Quali sono i principali obiettivi che la vostra società si prefigge? «Una squadra e, ancora di più, una società di rugby ha come primo obiettivo quello di formare grandi uomini e non grandi campioni, e questa crescita non si sviluppa solo nel campo da gioco ma anche fuori. La nostra società dedica molto tempo al volontariato: facciamo spesso visita per esempio ai ragazzi disabili della parrocchia e ci rechiamo periodicamente nel reparto di pediatria dell’ospedale di Dolo per portare un po’ di allegria ai piccoli pazienti. Sosteniamo inoltre l’ADMO (Associazione donatori midollo osseo) e l’AVIS, cercando di sensibilizzare i nostri ragazzi a diventare donatori».
Nel rugby si parla tanto di “terzo tempo”: può spiegarci di cosa si tratta? «Il terzo tempo è un’antica tradizione, che nasce nell’ambito dei piccoli club. È una delle caratteristiche più importanti del rugby ed incarna perfettamente uno dei principi fondamentali di questa disciplina: la sportività. Inizia da quando l’arbitro fischia per concludere la partita. Da quel momento, le due squadre non sono più rivali e vanno a festeggiare insieme. È sempre stato visto come un momento di socializzazione tra i giocatori, nel quale spesso partecipano anche le famiglie e, talora, anche i tifosi; il luogo presso il quale si svolge questo momento di incontro collettivo viene chiamato “Club House”. Si mangia e si beve birra in compagnia, dimenticando il risultato. È un appuntamento imperdibile, una grande festa per tutti».

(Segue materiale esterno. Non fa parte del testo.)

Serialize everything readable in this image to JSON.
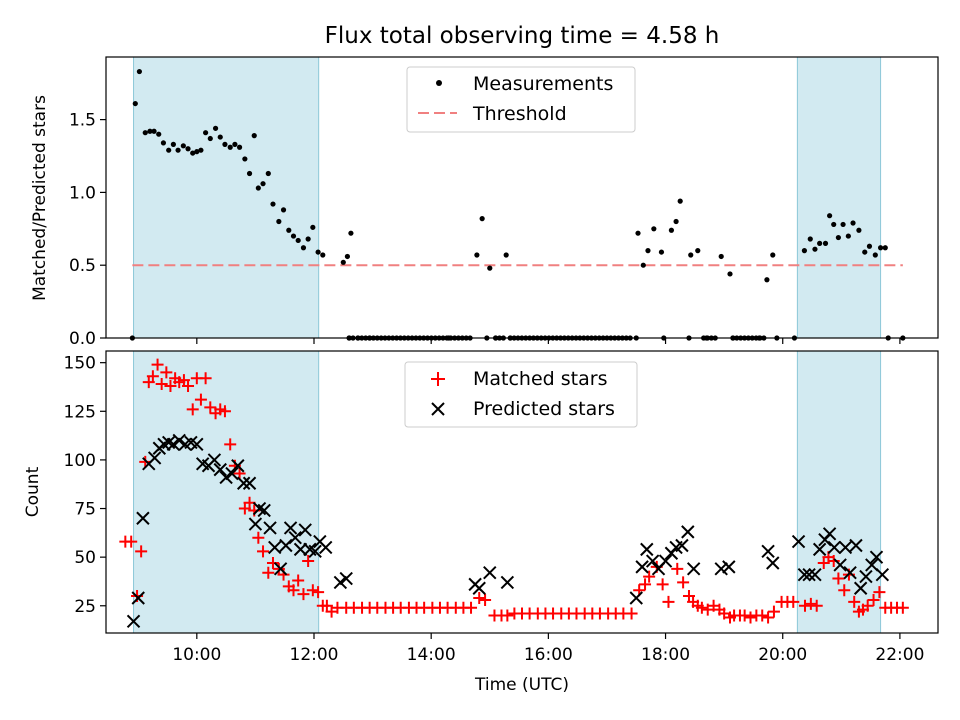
{
  "chart_data": [
    {
      "type": "scatter",
      "title": "Flux total observing time = 4.58 h",
      "xlabel": "",
      "ylabel": "Matched/Predicted stars",
      "xlim": [
        8.45,
        22.65
      ],
      "ylim": [
        0,
        1.93
      ],
      "yticks": [
        0,
        0.5,
        1.0,
        1.5
      ],
      "ytick_labels": [
        "0.0",
        "0.5",
        "1.0",
        "1.5"
      ],
      "legend": [
        "Measurements",
        "Threshold"
      ],
      "legend_position": "upper center",
      "threshold": {
        "name": "Threshold",
        "value": 0.5,
        "x": [
          8.9,
          22.05
        ],
        "color": "#f08080"
      },
      "shaded_intervals": [
        [
          8.92,
          12.08
        ],
        [
          20.25,
          21.67
        ]
      ],
      "shade_color": "#add8e6",
      "series": [
        {
          "name": "Measurements",
          "color": "#000000",
          "x": [
            8.95,
            9.02,
            9.12,
            9.2,
            9.27,
            9.35,
            9.43,
            9.52,
            9.6,
            9.68,
            9.77,
            9.85,
            9.93,
            10.0,
            10.07,
            10.15,
            10.23,
            10.32,
            10.4,
            10.48,
            10.57,
            10.65,
            10.73,
            10.82,
            10.9,
            10.98,
            11.05,
            11.13,
            11.22,
            11.3,
            11.4,
            11.48,
            11.57,
            11.65,
            11.73,
            11.82,
            11.9,
            11.98,
            12.07,
            12.15,
            12.5,
            12.57,
            12.63,
            14.78,
            14.87,
            15.0,
            15.28,
            17.53,
            17.62,
            17.7,
            17.8,
            17.93,
            18.1,
            18.18,
            18.25,
            18.43,
            18.55,
            18.95,
            19.1,
            19.73,
            19.83,
            20.37,
            20.47,
            20.55,
            20.63,
            20.73,
            20.8,
            20.87,
            20.95,
            21.03,
            21.12,
            21.2,
            21.3,
            21.4,
            21.48,
            21.58,
            21.67,
            21.75
          ],
          "y": [
            1.61,
            1.83,
            1.41,
            1.42,
            1.42,
            1.4,
            1.34,
            1.29,
            1.33,
            1.29,
            1.32,
            1.3,
            1.27,
            1.28,
            1.29,
            1.41,
            1.37,
            1.44,
            1.38,
            1.33,
            1.31,
            1.33,
            1.31,
            1.23,
            1.13,
            1.39,
            1.03,
            1.06,
            1.13,
            0.92,
            0.8,
            0.88,
            0.74,
            0.7,
            0.67,
            0.62,
            0.68,
            0.76,
            0.59,
            0.57,
            0.52,
            0.56,
            0.72,
            0.57,
            0.82,
            0.48,
            0.57,
            0.72,
            0.5,
            0.6,
            0.75,
            0.59,
            0.74,
            0.8,
            0.94,
            0.57,
            0.6,
            0.56,
            0.44,
            0.4,
            0.57,
            0.6,
            0.68,
            0.61,
            0.65,
            0.65,
            0.84,
            0.78,
            0.69,
            0.78,
            0.7,
            0.79,
            0.74,
            0.59,
            0.63,
            0.57,
            0.62,
            0.62
          ]
        },
        {
          "name": "Measurements (zero)",
          "color": "#000000",
          "x": [
            8.9,
            12.6,
            12.75,
            12.95,
            14.3,
            14.95,
            15.1,
            15.35,
            17.5,
            17.97,
            18.4,
            18.7,
            19.15,
            19.6,
            19.9,
            20.2,
            21.8,
            22.05
          ],
          "y": [
            0,
            0,
            0,
            0,
            0,
            0,
            0,
            0,
            0,
            0,
            0,
            0,
            0,
            0,
            0,
            0,
            0,
            0
          ]
        }
      ]
    },
    {
      "type": "scatter",
      "title": "",
      "xlabel": "Time (UTC)",
      "ylabel": "Count",
      "xlim": [
        8.45,
        22.65
      ],
      "ylim": [
        11,
        156
      ],
      "yticks": [
        25,
        50,
        75,
        100,
        125,
        150
      ],
      "xticks": [
        10,
        12,
        14,
        16,
        18,
        20,
        22
      ],
      "xtick_labels": [
        "10:00",
        "12:00",
        "14:00",
        "16:00",
        "18:00",
        "20:00",
        "22:00"
      ],
      "legend": [
        "Matched stars",
        "Predicted stars"
      ],
      "legend_position": "upper center",
      "shaded_intervals": [
        [
          8.92,
          12.08
        ],
        [
          20.25,
          21.67
        ]
      ],
      "shade_color": "#add8e6",
      "series": [
        {
          "name": "Matched stars",
          "marker": "plus",
          "color": "#ff0000",
          "x": [
            8.78,
            8.88,
            8.98,
            9.05,
            9.12,
            9.18,
            9.25,
            9.33,
            9.4,
            9.48,
            9.55,
            9.63,
            9.7,
            9.78,
            9.85,
            9.93,
            10.0,
            10.07,
            10.15,
            10.23,
            10.32,
            10.4,
            10.48,
            10.57,
            10.65,
            10.73,
            10.82,
            10.9,
            10.98,
            11.05,
            11.13,
            11.22,
            11.3,
            11.4,
            11.48,
            11.57,
            11.65,
            11.73,
            11.82,
            11.9,
            11.98,
            12.07,
            12.15,
            12.22,
            12.3,
            12.4,
            14.82,
            14.92,
            15.3,
            17.55,
            17.65,
            17.72,
            17.85,
            17.95,
            18.05,
            18.2,
            18.3,
            18.4,
            18.47,
            18.55,
            18.62,
            18.72,
            18.82,
            18.92,
            19.0,
            19.1,
            19.17,
            19.27,
            19.35,
            19.45,
            19.55,
            19.65,
            19.75,
            19.85,
            20.38,
            20.48,
            20.58,
            20.7,
            20.78,
            20.87,
            20.95,
            21.05,
            21.13,
            21.22,
            21.3,
            21.37,
            21.45,
            21.55,
            21.65,
            21.75,
            21.85,
            21.95,
            22.05
          ],
          "y": [
            58,
            58,
            30,
            53,
            99,
            140,
            143,
            149,
            139,
            145,
            138,
            142,
            140,
            141,
            138,
            126,
            142,
            131,
            142,
            127,
            124,
            126,
            125,
            108,
            97,
            93,
            75,
            78,
            74,
            60,
            53,
            42,
            47,
            44,
            41,
            35,
            33,
            38,
            31,
            48,
            33,
            32,
            25,
            25,
            22,
            24,
            29,
            28,
            20,
            33,
            36,
            40,
            45,
            36,
            27,
            44,
            37,
            30,
            27,
            25,
            24,
            23,
            25,
            23,
            21,
            19,
            20,
            20,
            20,
            19,
            20,
            20,
            19,
            22,
            25,
            26,
            25,
            47,
            50,
            48,
            39,
            33,
            41,
            27,
            22,
            23,
            25,
            28,
            32,
            24,
            24,
            24,
            24
          ]
        },
        {
          "name": "Matched stars (baseline)",
          "marker": "plus",
          "color": "#ff0000",
          "x": [
            12.55,
            12.68,
            12.82,
            12.95,
            13.08,
            13.22,
            13.35,
            13.48,
            13.62,
            13.75,
            13.88,
            14.02,
            14.15,
            14.28,
            14.42,
            14.55,
            14.68,
            15.08,
            15.2,
            15.42,
            15.55,
            15.68,
            15.82,
            15.95,
            16.08,
            16.22,
            16.35,
            16.48,
            16.62,
            16.75,
            16.88,
            17.02,
            17.15,
            17.28,
            17.42,
            19.98,
            20.08,
            20.18
          ],
          "y": [
            24,
            24,
            24,
            24,
            24,
            24,
            24,
            24,
            24,
            24,
            24,
            24,
            24,
            24,
            24,
            24,
            24,
            20,
            20,
            21,
            21,
            21,
            21,
            21,
            21,
            21,
            21,
            21,
            21,
            21,
            21,
            21,
            21,
            21,
            21,
            27,
            27,
            27
          ]
        },
        {
          "name": "Predicted stars",
          "marker": "x",
          "color": "#000000",
          "x": [
            8.92,
            9.0,
            9.08,
            9.18,
            9.28,
            9.36,
            9.44,
            9.52,
            9.6,
            9.7,
            9.8,
            9.9,
            10.0,
            10.1,
            10.2,
            10.3,
            10.4,
            10.5,
            10.6,
            10.7,
            10.8,
            10.9,
            11.0,
            11.07,
            11.15,
            11.25,
            11.33,
            11.43,
            11.52,
            11.6,
            11.68,
            11.77,
            11.85,
            11.93,
            12.02,
            12.1,
            12.2,
            12.45,
            12.55,
            14.75,
            14.82,
            15.0,
            15.3,
            17.5,
            17.6,
            17.68,
            17.78,
            17.88,
            18.0,
            18.1,
            18.18,
            18.28,
            18.38,
            18.48,
            18.95,
            19.08,
            19.75,
            19.83,
            20.27,
            20.37,
            20.45,
            20.55,
            20.63,
            20.72,
            20.8,
            20.88,
            20.98,
            21.07,
            21.15,
            21.25,
            21.33,
            21.42,
            21.52,
            21.6,
            21.7
          ],
          "y": [
            17,
            29,
            70,
            98,
            101,
            106,
            108,
            109,
            108,
            110,
            108,
            109,
            108,
            98,
            97,
            100,
            95,
            91,
            93,
            97,
            88,
            88,
            67,
            75,
            74,
            65,
            55,
            44,
            56,
            65,
            60,
            54,
            64,
            54,
            53,
            58,
            55,
            37,
            39,
            36,
            34,
            42,
            37,
            29,
            45,
            54,
            48,
            44,
            48,
            52,
            55,
            56,
            63,
            44,
            44,
            45,
            53,
            47,
            58,
            41,
            41,
            41,
            54,
            59,
            62,
            55,
            46,
            55,
            42,
            56,
            34,
            40,
            46,
            50,
            41
          ]
        }
      ]
    }
  ]
}
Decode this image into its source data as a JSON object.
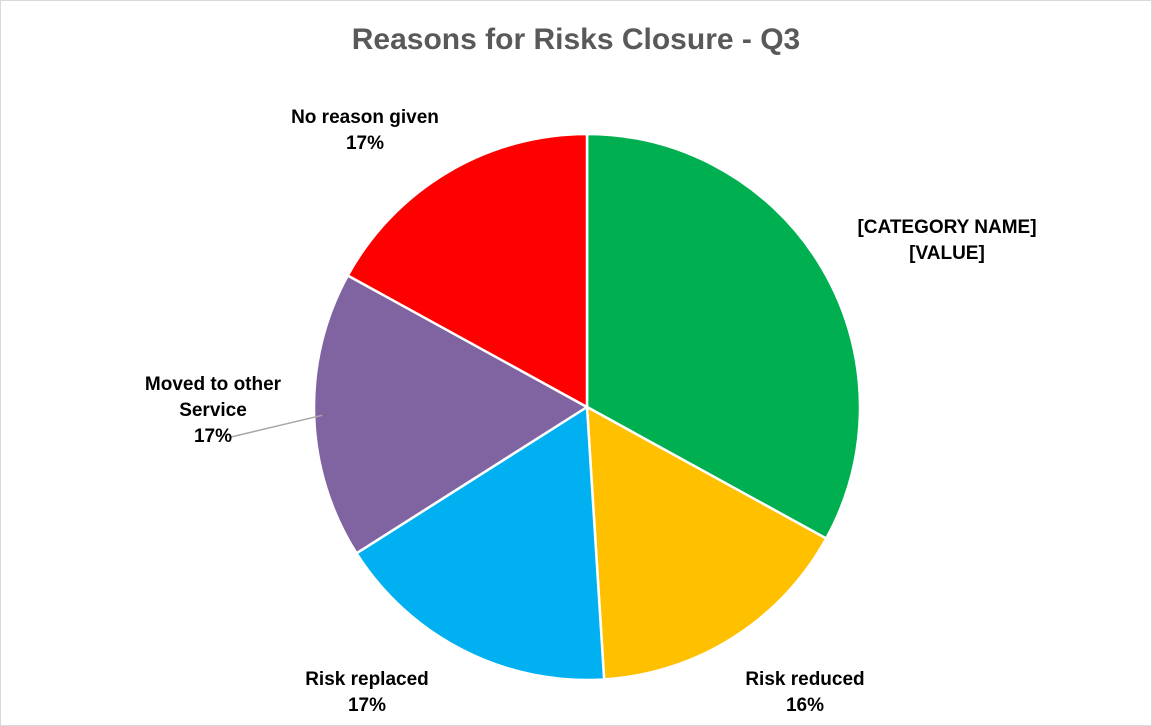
{
  "chart_data": {
    "type": "pie",
    "title": "Reasons for Risks Closure - Q3",
    "slices": [
      {
        "name": "[CATEGORY NAME]",
        "label_lines": [
          "[CATEGORY NAME]",
          "[VALUE]"
        ],
        "value": 33,
        "color": "#00b050"
      },
      {
        "name": "Risk reduced",
        "label_lines": [
          "Risk reduced",
          "16%"
        ],
        "value": 16,
        "color": "#ffc000"
      },
      {
        "name": "Risk replaced",
        "label_lines": [
          "Risk replaced",
          "17%"
        ],
        "value": 17,
        "color": "#00b0f0"
      },
      {
        "name": "Moved to other Service",
        "label_lines": [
          "Moved to other",
          "Service",
          "17%"
        ],
        "value": 17,
        "color": "#8064a2"
      },
      {
        "name": "No reason given",
        "label_lines": [
          "No reason given",
          "17%"
        ],
        "value": 17,
        "color": "#ff0000"
      }
    ],
    "start_angle_deg": 0,
    "direction": "clockwise",
    "legend": "none",
    "data_labels": "outside"
  }
}
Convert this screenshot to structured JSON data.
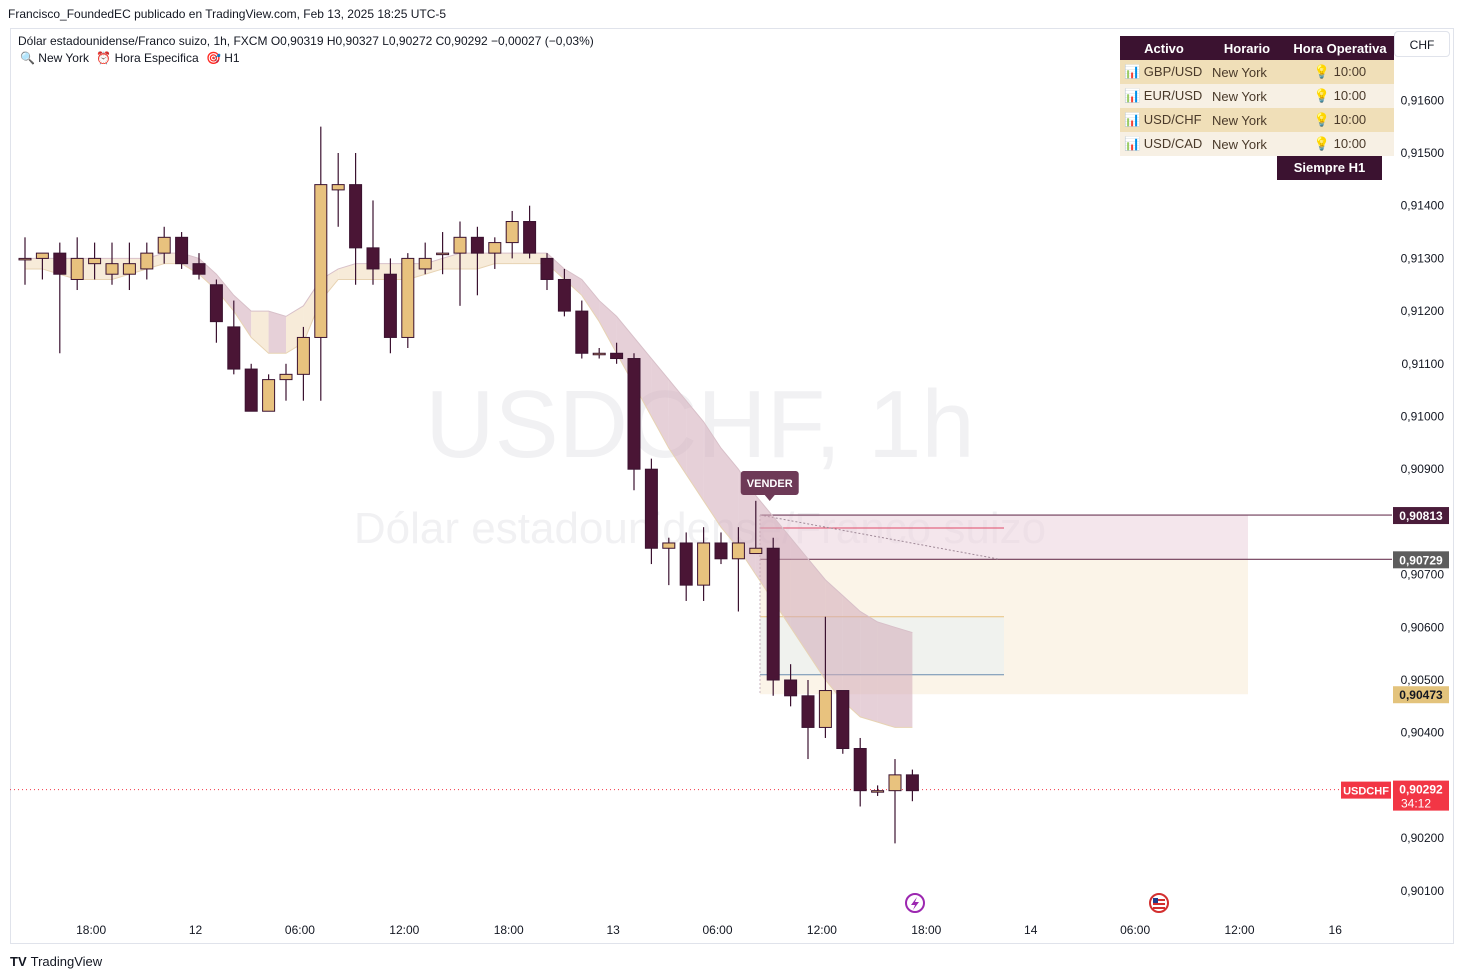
{
  "header": {
    "published": "Francisco_FoundedEC publicado en TradingView.com, Feb 13, 2025 18:25 UTC-5",
    "symbol_desc": "Dólar estadounidense/Franco suizo, 1h, FXCM",
    "ohlc": "O0,90319 H0,90327 L0,90272 C0,90292 −0,00027 (−0,03%)",
    "indicators": [
      "🔍 New York",
      "⏰ Hora Especifica",
      "🎯 H1"
    ],
    "currency": "CHF"
  },
  "watermark": {
    "symbol": "USDCHF, 1h",
    "desc": "Dólar estadounidense/Franco suizo"
  },
  "table": {
    "headers": [
      "Activo",
      "Horario",
      "Hora Operativa"
    ],
    "rows": [
      {
        "asset": "📊 GBP/USD",
        "session": "New York",
        "time": "💡 10:00"
      },
      {
        "asset": "📊 EUR/USD",
        "session": "New York",
        "time": "💡 10:00"
      },
      {
        "asset": "📊 USD/CHF",
        "session": "New York",
        "time": "💡 10:00"
      },
      {
        "asset": "📊 USD/CAD",
        "session": "New York",
        "time": "💡 10:00"
      }
    ],
    "footer": "Siempre H1"
  },
  "annotations": {
    "sell_label": "VENDER",
    "symbol_tag": "USDCHF",
    "countdown": "34:12"
  },
  "price_tags": [
    {
      "label": "0,90813",
      "value": 0.90813,
      "bg": "#4a1c3a"
    },
    {
      "label": "0,90729",
      "value": 0.90729,
      "bg": "#5d5d5d"
    },
    {
      "label": "0,90473",
      "value": 0.90473,
      "bg": "#e3c37c"
    },
    {
      "label": "0,90292",
      "value": 0.90292,
      "bg": "#f23645"
    }
  ],
  "brand": {
    "name": "TradingView"
  },
  "colors": {
    "up": "#e8c27e",
    "down": "#4a1535",
    "upBorder": "#3b1230",
    "wick": "#3b1230"
  },
  "chart_data": {
    "type": "candlestick",
    "symbol": "USDCHF",
    "timeframe": "1h",
    "ylim": [
      0.9008,
      0.917
    ],
    "y_ticks": [
      "0,91600",
      "0,91500",
      "0,91400",
      "0,91300",
      "0,91200",
      "0,91100",
      "0,91000",
      "0,90900",
      "0,90700",
      "0,90600",
      "0,90500",
      "0,90400",
      "0,90200",
      "0,90100"
    ],
    "y_tick_values": [
      0.916,
      0.915,
      0.914,
      0.913,
      0.912,
      0.911,
      0.91,
      0.909,
      0.907,
      0.906,
      0.905,
      0.904,
      0.902,
      0.901
    ],
    "x_ticks": [
      "18:00",
      "12",
      "06:00",
      "12:00",
      "18:00",
      "13",
      "06:00",
      "12:00",
      "18:00",
      "14",
      "06:00",
      "12:00",
      "16"
    ],
    "x_tick_index": [
      3.8,
      9.8,
      15.8,
      21.8,
      27.8,
      33.8,
      39.8,
      45.8,
      51.8,
      57.8,
      63.8,
      69.8,
      75.3
    ],
    "candles": [
      [
        0.913,
        0.9134,
        0.9125,
        0.913
      ],
      [
        0.913,
        0.9131,
        0.9126,
        0.9131
      ],
      [
        0.9131,
        0.9133,
        0.9112,
        0.9127
      ],
      [
        0.9126,
        0.9134,
        0.9124,
        0.913
      ],
      [
        0.9129,
        0.9133,
        0.9126,
        0.913
      ],
      [
        0.9127,
        0.9133,
        0.9125,
        0.9129
      ],
      [
        0.9127,
        0.9133,
        0.9124,
        0.9129
      ],
      [
        0.9128,
        0.9133,
        0.9126,
        0.9131
      ],
      [
        0.9131,
        0.9136,
        0.9129,
        0.9134
      ],
      [
        0.9134,
        0.9135,
        0.9128,
        0.9129
      ],
      [
        0.9129,
        0.9131,
        0.9126,
        0.9127
      ],
      [
        0.9125,
        0.9126,
        0.9114,
        0.9118
      ],
      [
        0.9117,
        0.9122,
        0.9108,
        0.9109
      ],
      [
        0.9109,
        0.911,
        0.9102,
        0.9101
      ],
      [
        0.9101,
        0.9108,
        0.9102,
        0.9107
      ],
      [
        0.9107,
        0.911,
        0.9103,
        0.9108
      ],
      [
        0.9108,
        0.9117,
        0.9103,
        0.9115
      ],
      [
        0.9115,
        0.9155,
        0.9103,
        0.9144
      ],
      [
        0.9143,
        0.915,
        0.9136,
        0.9144
      ],
      [
        0.9144,
        0.915,
        0.9125,
        0.9132
      ],
      [
        0.9132,
        0.9141,
        0.9125,
        0.9128
      ],
      [
        0.9127,
        0.913,
        0.9112,
        0.9115
      ],
      [
        0.9115,
        0.9131,
        0.9113,
        0.913
      ],
      [
        0.9128,
        0.9133,
        0.9127,
        0.913
      ],
      [
        0.9131,
        0.9135,
        0.9127,
        0.9131
      ],
      [
        0.9131,
        0.9137,
        0.9121,
        0.9134
      ],
      [
        0.9134,
        0.9136,
        0.9123,
        0.9131
      ],
      [
        0.9131,
        0.9134,
        0.9128,
        0.9133
      ],
      [
        0.9133,
        0.9139,
        0.913,
        0.9137
      ],
      [
        0.9137,
        0.914,
        0.913,
        0.9131
      ],
      [
        0.913,
        0.9131,
        0.9124,
        0.9126
      ],
      [
        0.9126,
        0.9128,
        0.9119,
        0.912
      ],
      [
        0.912,
        0.9122,
        0.9111,
        0.9112
      ],
      [
        0.9112,
        0.9113,
        0.9111,
        0.9112
      ],
      [
        0.9112,
        0.9114,
        0.911,
        0.9111
      ],
      [
        0.9111,
        0.9112,
        0.9086,
        0.909
      ],
      [
        0.909,
        0.9092,
        0.9072,
        0.9075
      ],
      [
        0.9075,
        0.9077,
        0.9068,
        0.9076
      ],
      [
        0.9076,
        0.9078,
        0.9065,
        0.9068
      ],
      [
        0.9068,
        0.9079,
        0.9065,
        0.9076
      ],
      [
        0.9076,
        0.9078,
        0.9072,
        0.9073
      ],
      [
        0.9073,
        0.9079,
        0.9063,
        0.9076
      ],
      [
        0.9074,
        0.9084,
        0.9074,
        0.9075
      ],
      [
        0.9075,
        0.9077,
        0.9047,
        0.905
      ],
      [
        0.905,
        0.9053,
        0.9045,
        0.9047
      ],
      [
        0.9047,
        0.905,
        0.9035,
        0.9041
      ],
      [
        0.9041,
        0.9062,
        0.9039,
        0.9048
      ],
      [
        0.9048,
        0.9048,
        0.9036,
        0.9037
      ],
      [
        0.9037,
        0.9039,
        0.9026,
        0.9029
      ],
      [
        0.9029,
        0.903,
        0.9028,
        0.9029
      ],
      [
        0.9029,
        0.9035,
        0.9019,
        0.9032
      ],
      [
        0.9032,
        0.9033,
        0.9027,
        0.9029
      ]
    ],
    "ema_band": [
      [
        0.913,
        0.9128
      ],
      [
        0.913,
        0.9128
      ],
      [
        0.913,
        0.9127
      ],
      [
        0.913,
        0.9126
      ],
      [
        0.913,
        0.9126
      ],
      [
        0.913,
        0.9126
      ],
      [
        0.913,
        0.9127
      ],
      [
        0.913,
        0.9128
      ],
      [
        0.9131,
        0.9129
      ],
      [
        0.9131,
        0.9129
      ],
      [
        0.913,
        0.9127
      ],
      [
        0.9127,
        0.9124
      ],
      [
        0.9123,
        0.912
      ],
      [
        0.912,
        0.9115
      ],
      [
        0.912,
        0.9112
      ],
      [
        0.9119,
        0.9112
      ],
      [
        0.9121,
        0.9114
      ],
      [
        0.9126,
        0.9122
      ],
      [
        0.9128,
        0.9126
      ],
      [
        0.9129,
        0.9126
      ],
      [
        0.9129,
        0.9126
      ],
      [
        0.9129,
        0.9126
      ],
      [
        0.9129,
        0.9126
      ],
      [
        0.9129,
        0.9127
      ],
      [
        0.913,
        0.9128
      ],
      [
        0.9131,
        0.9128
      ],
      [
        0.9131,
        0.9128
      ],
      [
        0.9131,
        0.9129
      ],
      [
        0.9131,
        0.9129
      ],
      [
        0.9131,
        0.9129
      ],
      [
        0.9131,
        0.9129
      ],
      [
        0.9128,
        0.9126
      ],
      [
        0.9126,
        0.9123
      ],
      [
        0.9122,
        0.9118
      ],
      [
        0.9119,
        0.9112
      ],
      [
        0.9115,
        0.9106
      ],
      [
        0.9111,
        0.91
      ],
      [
        0.9107,
        0.9094
      ],
      [
        0.9103,
        0.9089
      ],
      [
        0.9099,
        0.9084
      ],
      [
        0.9094,
        0.9079
      ],
      [
        0.909,
        0.9075
      ],
      [
        0.9085,
        0.907
      ],
      [
        0.9081,
        0.9065
      ],
      [
        0.9077,
        0.906
      ],
      [
        0.9073,
        0.9055
      ],
      [
        0.9069,
        0.905
      ],
      [
        0.9066,
        0.9046
      ],
      [
        0.9063,
        0.9043
      ],
      [
        0.9061,
        0.9042
      ],
      [
        0.906,
        0.9041
      ],
      [
        0.9059,
        0.9041
      ]
    ],
    "sell_zone": {
      "entry": 0.90729,
      "stop": 0.90813,
      "tp_region": [
        0.90473,
        0.90729
      ]
    },
    "inner_levels": [
      0.9062,
      0.9051
    ],
    "current_price": 0.90292
  }
}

RUGBY MIRANO, UNA STORIA LUNGA QUASI 60 ANNI
L’Associazione sportiva rugby Mirano viene fondata nel 1957 da Ferruccio Bianchi. Vede i primi successi nella stagione 1958/59, quando, a fine campionato, guadagna il secondo posto nel proprio girone. La serie B arriva nei primi anni Sessanta e solamente dopo vent’anni il Rugby Mirano riesce a raggiungere quegli obiettivi che, fin dalla sua fondazione, si era proposto: quello di confrontarsi con i massimi vertici del rugby nazionale. Nel 1984 arriva infatti la prima promozione in serie A. E, nel 1995, la società viene insignita dal CONI della Stella D’Argento al Merito Sportivo. Diversi sono stati i giocatori del Rugby Mirano che, a vario titolo, hanno vestito la maglia della Nazionale. Attualmente, sono due i ragazzi miranesi che stanno difendendo i colori Azzurri: Francesco Minto e Michele Campagnaro. Cinque anni fa, la società ha deciso di iniziare un progetto tecnico partendo dalla base, cioè dai ragazzini, e a tal proposito è stato chiamato l’ex tecnico della Nazionale Italiana, Bertrand Fourcade. Il progetto, a distanza di qualche anno, comincia a dare i propri frutti, sia a livello di gioco che di numeri: la società conta infatti ora più di 350 tesserati e vede in campo, oltre a dieci squadre maschili (assolutamente da vedere gli under 6), anche tre femminili, di cui una lo scorso anno si è classificata quarta a livello nazionale. Negli ultimi anni, la prima squadra, che partecipa al campionato di serie B, si è sempre mantenuta nella parte alta della classifica. (F.Z.)